When we place two bodies in contact with each other, their atoms come close to each other at the surface of contact. Large electromagnetic forces begin to act between the charged constituents of these atoms.

Generally, these forces act normal to the surface of contact and are of pushing or repelling nature. For example, a book lying on a table pushes it downwards while the table pushes the book upwards.

(ii) Force of friction:

Sometimes, the electromagnetic contact force between two bodies may have a component acting parallel to the surface of contact. This component is called friction. When bodies are placed with their smooth surfaces in contact, they provide only a small parallel component of contact force and hence friction between them is negligibly small. For example, when we climb up a tree, its rough trunk provides sufficient frictional force parallel to the surface of the tree which helps us cling on to the trunk. It is difficult to climb up a smooth metallic lamp post because it does not provide enough parallel frictional force.

(iii) Elastic force in a spring:

When a spring is elongated (or compressed), it exerts a force of elasticity which arises due to the net attraction (or repulsion) between the neighbouring atoms of the spring. This net attraction (or repulsion) is the (imbalanced) sum of the electrostatic forces between the electrons and nuclei of these atoms.

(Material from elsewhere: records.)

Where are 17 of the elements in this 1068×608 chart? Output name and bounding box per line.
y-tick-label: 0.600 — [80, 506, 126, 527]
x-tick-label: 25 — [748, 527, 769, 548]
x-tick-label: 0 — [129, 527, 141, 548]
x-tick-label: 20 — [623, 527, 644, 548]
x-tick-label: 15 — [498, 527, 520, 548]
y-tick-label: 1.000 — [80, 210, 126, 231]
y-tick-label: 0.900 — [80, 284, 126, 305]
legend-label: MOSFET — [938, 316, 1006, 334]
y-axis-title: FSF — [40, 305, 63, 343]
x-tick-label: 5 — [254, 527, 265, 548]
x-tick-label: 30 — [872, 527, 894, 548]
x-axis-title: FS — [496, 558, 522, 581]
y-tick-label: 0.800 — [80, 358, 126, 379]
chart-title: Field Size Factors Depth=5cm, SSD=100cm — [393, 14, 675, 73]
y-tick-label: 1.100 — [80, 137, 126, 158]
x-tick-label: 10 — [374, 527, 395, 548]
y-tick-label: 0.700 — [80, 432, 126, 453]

(iv) Van der Walls’ force. The Van der Walls’ force between two neutral molecules of a gas is not a fundamental force but a derived force. It is the net residual force obtained by summing up the fundamental electrostatic forces between the various electrons and nuclei of the two molecules.

(v) Force in a taut string/rope:

Consider a block tied to the lower end of a string suspended from a rigid support. The string is in a state of tension. The electrons and protons of the lower end of the string exert electrostatic forces on the electrons and protons of the block. The resultant of these forces balances the weight of the block. Generally, a string under tension exerts an electromagnetic force of pulling nature on the two bodies attached to its two ends.

Electromagnetic force is much stronger than the gravitational force

Electromagnetic force is much stronger than the gravitational force When we hold a book in our hand, the earth exerts a very large gravitational force on the book due to its huge mass. This force is balanced by the normal force exerted by our hand. But the latter force is the net electromagnetic force between the charged constituents of our hand and the book at the surface of contact. Clearly, electromagnetic force is much stronger than the gravitational force.